An appeal before the 10th U.S. Circuit Court of Appeals was abated pending the Supreme Court’s ruling in U.S. v. Skrmetti. In that case, the justices ruled 6-3 along ideological lines that Tennessee’s ban on gender-affirming care does not amount to sex discrimination, which would have triggered a higher level of constitutional scrutiny.

The court’s majority opinion, authored by Chief Justice John Roberts, agrees with arguments made by Tennessee officials that the law distinguishes based on a treatment’s medical purpose, not sex, and the court should defer to the Legislature’s judgment about regulating medicine for children.

Relying on the high court’s decision, a three-judge panel for the 10th Circuit ruled unanimously on Wednesday that Oklahoma’s law is constitutional.

Tennessee’s Senate Bill 1 and Oklahoma’s Senate Bill 613 “are functionally indistinguishable,” Circuit Judge Joel M. Carson, appointed during President Trump’s first term, wrote in Wednesday’s order.

“Here, like in Skrmetti, both groups include transgender minors, so there exists a ‘lack of identity’ between transgender status and the medical diagnosis excluded under SB 613. And like Tennessee’s SB1, under SB 613, a minor’s ability to receive medical treatment under SB 613 does not turn on the minor’s transgender status—it turns on the minor’s medical diagnosis,” Carson wrote for himself and Circuit Judges Harris L. Hartz, an appointee of former President George W. Bush, and Gregory A. Phillips, appointed by former President Obama.

The order, citing Skrmetti, states Oklahoma’s law neither violates the Constitution nor was intended to discriminate against transgender youth.

“We recognize the importance of this issue to all involved.
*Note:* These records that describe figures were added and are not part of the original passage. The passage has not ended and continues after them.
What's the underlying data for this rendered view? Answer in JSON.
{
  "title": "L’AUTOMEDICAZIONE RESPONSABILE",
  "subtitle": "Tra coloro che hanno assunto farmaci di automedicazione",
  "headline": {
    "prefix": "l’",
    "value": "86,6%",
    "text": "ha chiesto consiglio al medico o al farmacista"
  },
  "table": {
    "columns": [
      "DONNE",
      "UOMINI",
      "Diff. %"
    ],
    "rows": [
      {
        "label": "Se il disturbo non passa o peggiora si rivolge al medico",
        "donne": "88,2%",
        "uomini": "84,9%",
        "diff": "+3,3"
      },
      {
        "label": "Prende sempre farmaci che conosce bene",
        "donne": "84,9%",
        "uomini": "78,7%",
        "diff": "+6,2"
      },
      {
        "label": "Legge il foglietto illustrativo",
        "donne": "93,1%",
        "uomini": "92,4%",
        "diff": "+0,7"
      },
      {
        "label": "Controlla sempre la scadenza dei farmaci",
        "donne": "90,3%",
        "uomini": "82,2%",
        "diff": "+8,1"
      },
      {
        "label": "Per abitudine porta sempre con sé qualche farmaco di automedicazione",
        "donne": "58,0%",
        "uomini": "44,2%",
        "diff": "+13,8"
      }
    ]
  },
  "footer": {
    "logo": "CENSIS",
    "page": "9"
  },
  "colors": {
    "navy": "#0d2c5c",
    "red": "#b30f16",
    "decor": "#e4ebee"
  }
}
But this remains a novel issue with disagreement on how to assure children’s health and welfare. We will not usurp the legislature’s judgment when it engages in ‘earnest and profound debate about the morality, legality, and practicality’ of gender transition procedures for minors,” Carson wrote. “While we respect that Plaintiffs disagree with the legislature’s assessment of such procedures’ risks, that alone does not invalidate a democratically enacted law on rational-basis grounds.”
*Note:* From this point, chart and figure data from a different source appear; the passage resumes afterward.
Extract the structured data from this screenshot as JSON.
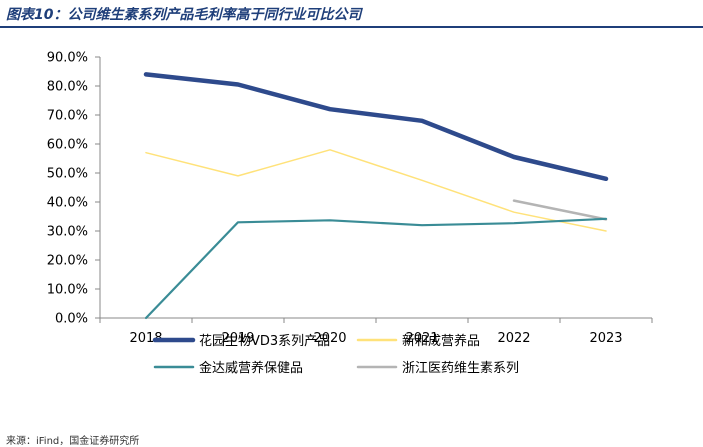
{
  "title": "图表10：公司维生素系列产品毛利率高于同行业可比公司",
  "source": "来源：iFind，国金证券研究所",
  "chart_data": {
    "type": "line",
    "title": "",
    "xlabel": "",
    "ylabel": "",
    "categories": [
      "2018",
      "2019",
      "2020",
      "2021",
      "2022",
      "2023"
    ],
    "ylim": [
      0,
      90
    ],
    "yticks": [
      "0.0%",
      "10.0%",
      "20.0%",
      "30.0%",
      "40.0%",
      "50.0%",
      "60.0%",
      "70.0%",
      "80.0%",
      "90.0%"
    ],
    "grid": false,
    "legend_position": "bottom",
    "series": [
      {
        "name": "花园生物VD3系列产品",
        "color": "#2e4a8c",
        "width": 4.5,
        "values": [
          84.0,
          80.5,
          72.0,
          68.0,
          55.5,
          48.0
        ]
      },
      {
        "name": "新和成营养品",
        "color": "#ffe27a",
        "width": 1.5,
        "values": [
          57.0,
          49.0,
          58.0,
          47.5,
          36.5,
          30.0
        ]
      },
      {
        "name": "金达威营养保健品",
        "color": "#3a8c96",
        "width": 2.2,
        "values": [
          0.0,
          33.0,
          33.7,
          32.0,
          32.7,
          34.2
        ]
      },
      {
        "name": "浙江医药维生素系列",
        "color": "#b4b4b4",
        "width": 2.5,
        "values": [
          null,
          null,
          null,
          null,
          40.5,
          34.0
        ]
      }
    ]
  }
}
Oklahoma Attorney General Gentner Drummond (R) celebrated the court’s ruling Thursday in a post on the social platform X. “For years, radical left activists pushed the lie of ‘gender transition’ procedures for minors. The truth is much simpler: there is no such thing,” he wrote.
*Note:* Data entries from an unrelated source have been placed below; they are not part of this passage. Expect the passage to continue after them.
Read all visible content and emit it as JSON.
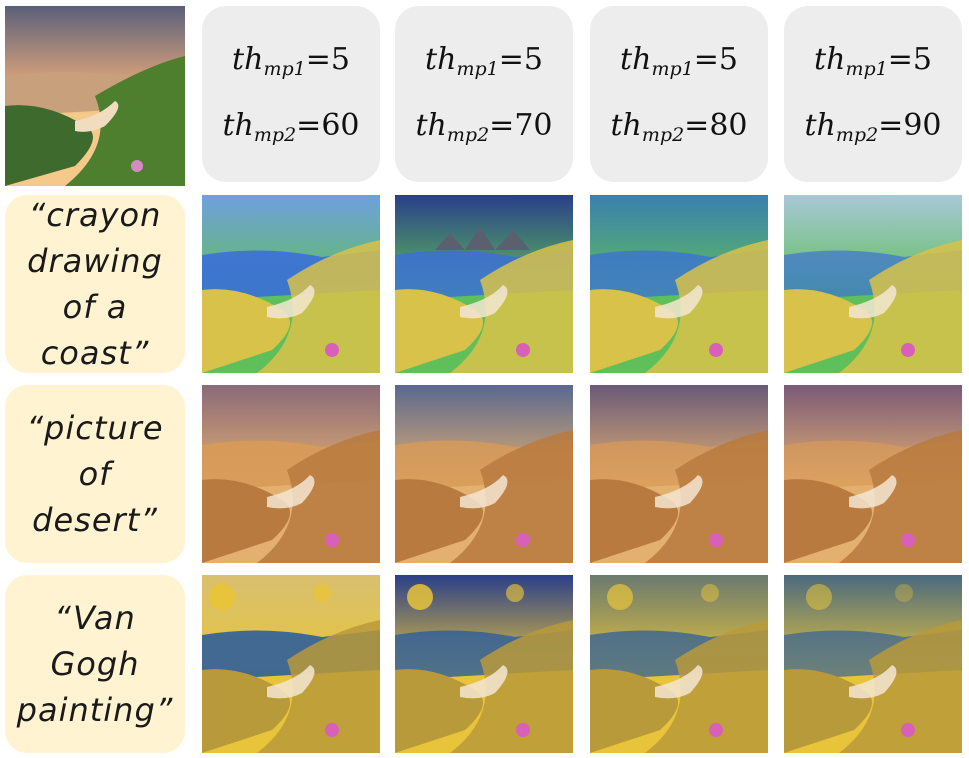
{
  "columns": [
    {
      "th1": "5",
      "th2": "60"
    },
    {
      "th1": "5",
      "th2": "70"
    },
    {
      "th1": "5",
      "th2": "80"
    },
    {
      "th1": "5",
      "th2": "90"
    }
  ],
  "param_symbol": "th",
  "param1_sub": "mp1",
  "param2_sub": "mp2",
  "prompts": [
    "“crayon\ndrawing\nof a\ncoast”",
    "“picture\nof\ndesert”",
    "“Van\nGogh\npainting”"
  ],
  "styles": {
    "source": {
      "sky": "#c99a78",
      "sea": "#d89c6a",
      "land": "#3d6b2a",
      "accent": "#f5c46a"
    },
    "crayon": {
      "sky": "#4a7fd0",
      "sea": "#3a6fd8",
      "land": "#d8c24a",
      "accent": "#5fbf5a"
    },
    "desert": {
      "sky": "#8a6a78",
      "sea": "#d89a58",
      "land": "#b87a3e",
      "accent": "#e4b070"
    },
    "vangogh": {
      "sky": "#5a7a9a",
      "sea": "#2f5f9a",
      "land": "#b89a3a",
      "accent": "#e8c43a"
    }
  }
}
Attorneys for the plaintiffs called Wednesday’s decision “devastating” in a joint statement.

“Oklahoma’s ban is openly discriminatory and provably harmful to the transgender youth of this state, putting political dogma above parents, their children, and their family doctors,” the statement said. “While we and our clients consider our next steps, we want all transgender people and their families across Oklahoma to know we will never stop fighting for the future they deserve and their freedom to be themselves.”